While the defense maintained its consistency from week one’s win over Michigan, Wimbush and the offense seemed to falter, if not regress. Importantly, Coach Kelly seized much of the blame. Whether this is a meaningless gesture on his part is not for me to say, as I’m not inside the locker room. But words matter, and it’s an interesting thing to note the difference from seasons previous. Recall, for example, the blame Coach Kelly placed on Sam Mustipher’s door after his awful snapping day during the 2016 NC State debacle.
Certainly, the O-line took a step back. It was difficult for me to square the performance against Ball State with the performance against Michigan.
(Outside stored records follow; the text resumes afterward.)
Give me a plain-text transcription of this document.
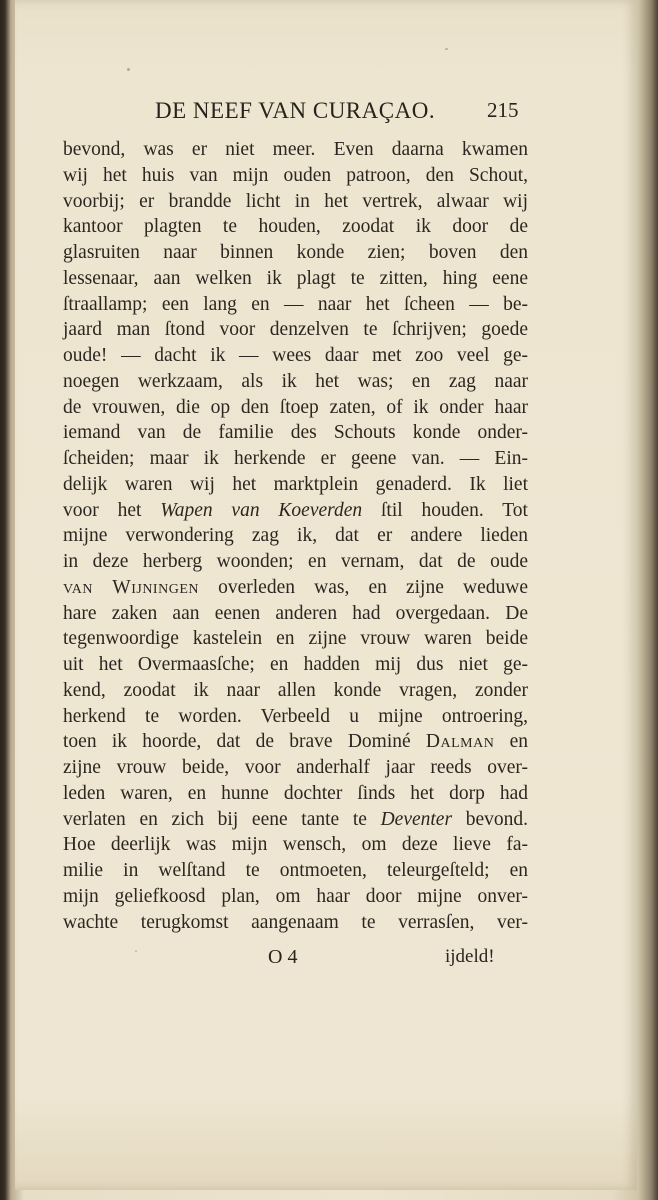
DE NEEF VAN CURAÇAO. 215
bevond, was er niet meer. Even daarna kwamen
wij het huis van mijn ouden patroon, den Schout,
voorbij; er brandde licht in het vertrek, alwaar wij
kantoor plagten te houden, zoodat ik door de
glasruiten naar binnen konde zien; boven den
lessenaar, aan welken ik plagt te zitten, hing eene
ſtraallamp; een lang en — naar het ſcheen — be-
jaard man ſtond voor denzelven te ſchrijven; goede
oude! — dacht ik — wees daar met zoo veel ge-
noegen werkzaam, als ik het was; en zag naar
de vrouwen, die op den ſtoep zaten, of ik onder haar
iemand van de familie des Schouts konde onder-
ſcheiden; maar ik herkende er geene van. — Ein-
delijk waren wij het marktplein genaderd. Ik liet
voor het Wapen van Koeverden ſtil houden. Tot
mijne verwondering zag ik, dat er andere lieden
in deze herberg woonden; en vernam, dat de oude
van Wijningen overleden was, en zijne weduwe
hare zaken aan eenen anderen had overgedaan. De
tegenwoordige kastelein en zijne vrouw waren beide
uit het Overmaasſche; en hadden mij dus niet ge-
kend, zoodat ik naar allen konde vragen, zonder
herkend te worden. Verbeeld u mijne ontroering,
toen ik hoorde, dat de brave Dominé Dalman en
zijne vrouw beide, voor anderhalf jaar reeds over-
leden waren, en hunne dochter ſinds het dorp had
verlaten en zich bij eene tante te Deventer bevond.
Hoe deerlijk was mijn wensch, om deze lieve fa-
milie in welſtand te ontmoeten, teleurgeſteld; en
mijn geliefkoosd plan, om haar door mijne onver-
wachte terugkomst aangenaam te verrasſen, ver-
O 4	ijdeld!
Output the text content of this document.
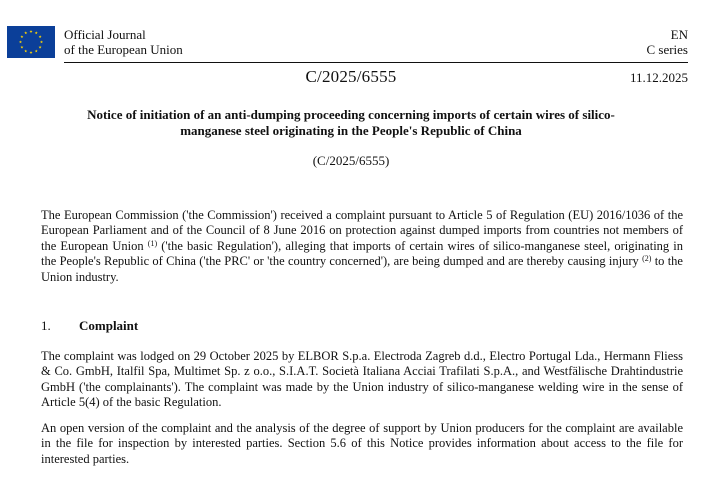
Official Journal
of the European Union
EN
C series
C/2025/6555	11.12.2025
Notice of initiation of an anti-dumping proceeding concerning imports of certain wires of silico-manganese steel originating in the People's Republic of China
(C/2025/6555)
The European Commission ('the Commission') received a complaint pursuant to Article 5 of Regulation (EU) 2016/1036 of the European Parliament and of the Council of 8 June 2016 on protection against dumped imports from countries not members of the European Union $^{(1)}$ ('the basic Regulation'), alleging that imports of certain wires of silico-manganese steel, originating in the People's Republic of China ('the PRC' or 'the country concerned'), are being dumped and are thereby causing injury $^{(2)}$ to the Union industry.
1. Complaint
The complaint was lodged on 29 October 2025 by ELBOR S.p.a. Electroda Zagreb d.d., Electro Portugal Lda., Hermann Fliess & Co. GmbH, Italfil Spa, Multimet Sp. z o.o., S.I.A.T. Società Italiana Acciai Trafilati S.p.A., and Westfälische Drahtindustrie GmbH ('the complainants'). The complaint was made by the Union industry of silico-manganese welding wire in the sense of Article 5(4) of the basic Regulation.
An open version of the complaint and the analysis of the degree of support by Union producers for the complaint are available in the file for inspection by interested parties. Section 5.6 of this Notice provides information about access to the file for interested parties.
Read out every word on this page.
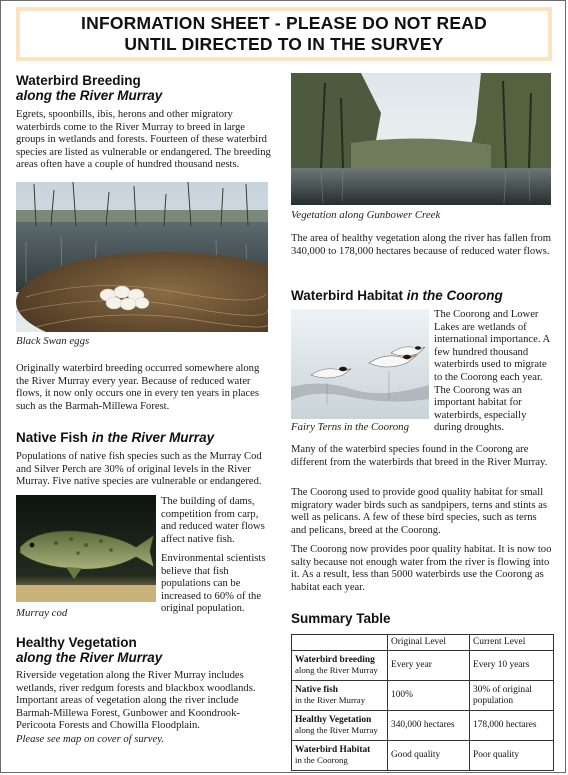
INFORMATION SHEET - PLEASE DO NOT READ
UNTIL DIRECTED TO IN THE SURVEY
Waterbird Breeding
along the River Murray

Egrets, spoonbills, ibis, herons and other migratory waterbirds come to the River Murray to breed in large groups in wetlands and forests. Fourteen of these waterbird species are listed as vulnerable or endangered. The breeding areas often have a couple of hundred thousand nests.

Black Swan eggs

Originally waterbird breeding occurred somewhere along the River Murray every year. Because of reduced water flows, it now only occurs one in every ten years in places such as the Barmah-Millewa Forest.

Native Fish in the River Murray

Populations of native fish species such as the Murray Cod and Silver Perch are 30% of original levels in the River Murray. Five native species are vulnerable or endangered.

The building of dams, competition from carp, and reduced water flows affect native fish.

Environmental scientists believe that fish populations can be increased to 60% of the original population.

Murray cod
Healthy Vegetation
along the River Murray

Riverside vegetation along the River Murray includes wetlands, river redgum forests and blackbox woodlands. Important areas of vegetation along the river include Barmah-Millewa Forest, Gunbower and Koondrook-Pericoota Forests and Chowilla Floodplain.

Please see map on cover of survey.

Vegetation along Gunbower Creek

The area of healthy vegetation along the river has fallen from 340,000 to 178,000 hectares because of reduced water flows.

Waterbird Habitat in the Coorong

The Coorong and Lower Lakes are wetlands of international importance. A few hundred thousand waterbirds used to migrate to the Coorong each year. The Coorong was an important habitat for waterbirds, especially during droughts.

Fairy Terns in the Coorong

Many of the waterbird species found in the Coorong are different from the waterbirds that breed in the River Murray.

The Coorong used to provide good quality habitat for small migratory wader birds such as sandpipers, terns and stints as well as pelicans. A few of these bird species, such as terns and pelicans, breed at the Coorong.

The Coorong now provides poor quality habitat. It is now too salty because not enough water from the river is flowing into it. As a result, less than 5000 waterbirds use the Coorong as habitat each year.

Summary Table
	Original Level	Current Level
Waterbird breeding
along the River Murray	Every year	Every 10 years
Native fish
in the River Murray	100%	30% of original population
Healthy Vegetation
along the River Murray	340,000 hectares	178,000 hectares
Waterbird Habitat
in the Coorong	Good quality	Poor quality
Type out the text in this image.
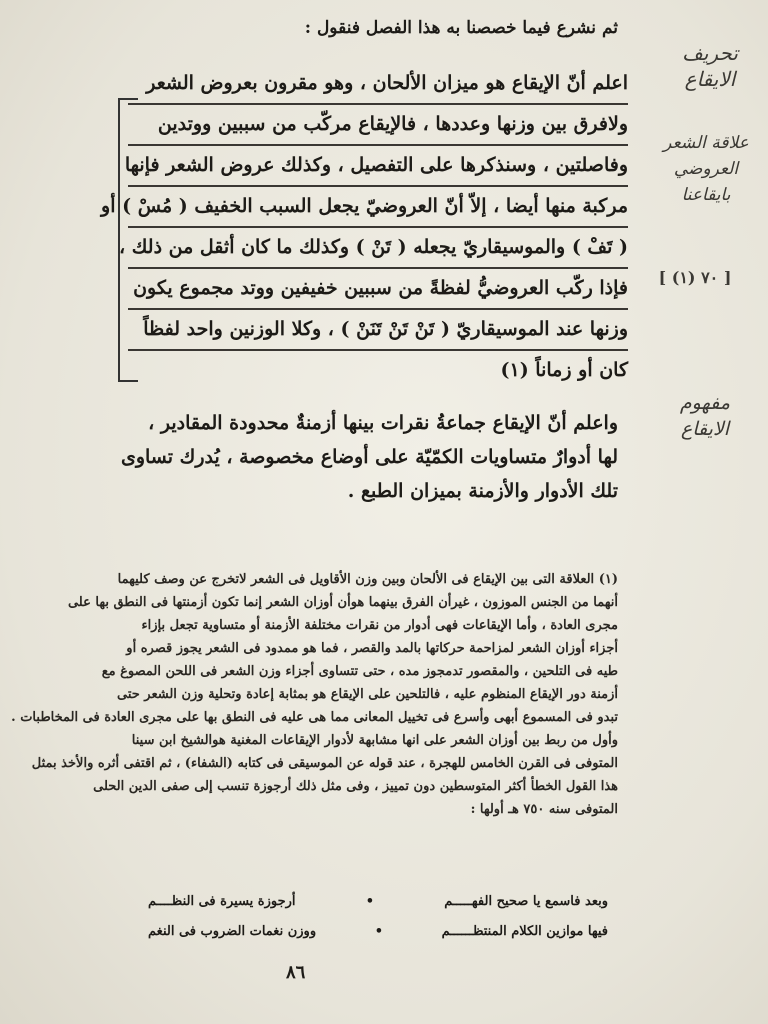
ثم نشرع فيما خصصنا به هذا الفصل فنقول :
اعلم أنّ الإيقاع هو ميزان الألحان ، وهو مقرون بعروض الشعر
ولافرق بين وزنها وعددها ، فالإيقاع مركّب من سببين ووتدين
وفاصلتين ، وسنذكرها على التفصيل ، وكذلك عروض الشعر فإنها
مركبة منها أيضا ، إلاّ أنّ العروضيّ يجعل السبب الخفيف ( مُسْ ) أو
( تَفْ ) والموسيقاريّ يجعله ( تَنْ ) وكذلك ما كان أثقل من ذلك ،
فإذا ركّب العروضيُّ لفظةً من سببين خفيفين ووتد مجموع يكون
وزنها عند الموسيقاريّ ( تَنْ تَنْ تَنَنْ ) ، وكلا الوزنين واحد لفظاً
كان أو زماناً (١)
واعلم أنّ الإيقاع جماعةُ نقرات بينها أزمنةٌ محدودة المقادير ،
لها أدوارٌ متساويات الكمّيّة على أوضاع مخصوصة ، يُدرك تساوى
تلك الأدوار والأزمنة بميزان الطبع .
(١) العلاقة التى بين الإيقاع فى الألحان وبين وزن الأقاويل فى الشعر لاتخرج عن وصف كليهما
أنهما من الجنس الموزون ، غيرأن الفرق بينهما هوأن أوزان الشعر إنما تكون أزمنتها فى النطق بها على
مجرى العادة ، وأما الإيقاعات فهى أدوار من نقرات مختلفة الأزمنة أو متساوية تجعل بإزاء
أجزاء أوزان الشعر لمزاحمة حركاتها بالمد والقصر ، فما هو ممدود فى الشعر يجوز قصره أو
طيه فى التلحين ، والمقصور تدمجوز مده ، حتى تتساوى أجزاء وزن الشعر فى اللحن المصوغ مع
أزمنة دور الإيقاع المنظوم عليه ، فالتلحين على الإيقاع هو بمثابة إعادة وتحلية وزن الشعر حتى
تبدو فى المسموع أبهى وأسرع فى تخييل المعانى مما هى عليه فى النطق بها على مجرى العادة فى المخاطبات .
وأول من ربط بين أوزان الشعر على انها مشابهة لأدوار الإيقاعات المغنية هوالشيخ ابن سينا
المتوفى فى القرن الخامس للهجرة ، عند قوله عن الموسيقى فى كتابه (الشفاء) ، ثم اقتفى أثره والأخذ بمثل
هذا القول الخطأ أكثر المتوسطين دون تمييز ، وفى مثل ذلك أرجوزة تنسب إلى صفى الدين الحلى
المتوفى سنه ٧٥٠ هـ أولها :
وبعد فاسمع يا صحيح الفهـــــم
•
أرجوزة يسيرة فى النظــــم
فيها موازين الكلام المنتظــــــم
•
ووزن نغمات الضروب فى النغم
٨٦
تحريف الايقاع
علاقة الشعر العروضي بايقاعنا
[ ٧٠ (١) ]
مفهوم الايقاع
Against Michigan, the Irish line did more than enough against “the best defense they’ll play all year” to open lanes and give Wimbush time to fling or fly. Against Ball State, Notre Dame just didn’t seem to have enough guys. Ball State was constantly in the backfield, causing more havoc in the backfield than a five-alarm bean burrito.
The answer to the question I posed at the outset may, in fact, be Coach Kelly. He admits that neither he nor his staff had the players ready for Ball State — a tall order after the emotional win against Michigan. Still, Alabama hasn’t had a let up since Cherbourg. Maybe what’s wrong with Wimbush isn’t so much what’s in his head, as what’s in Brian Kelly’s.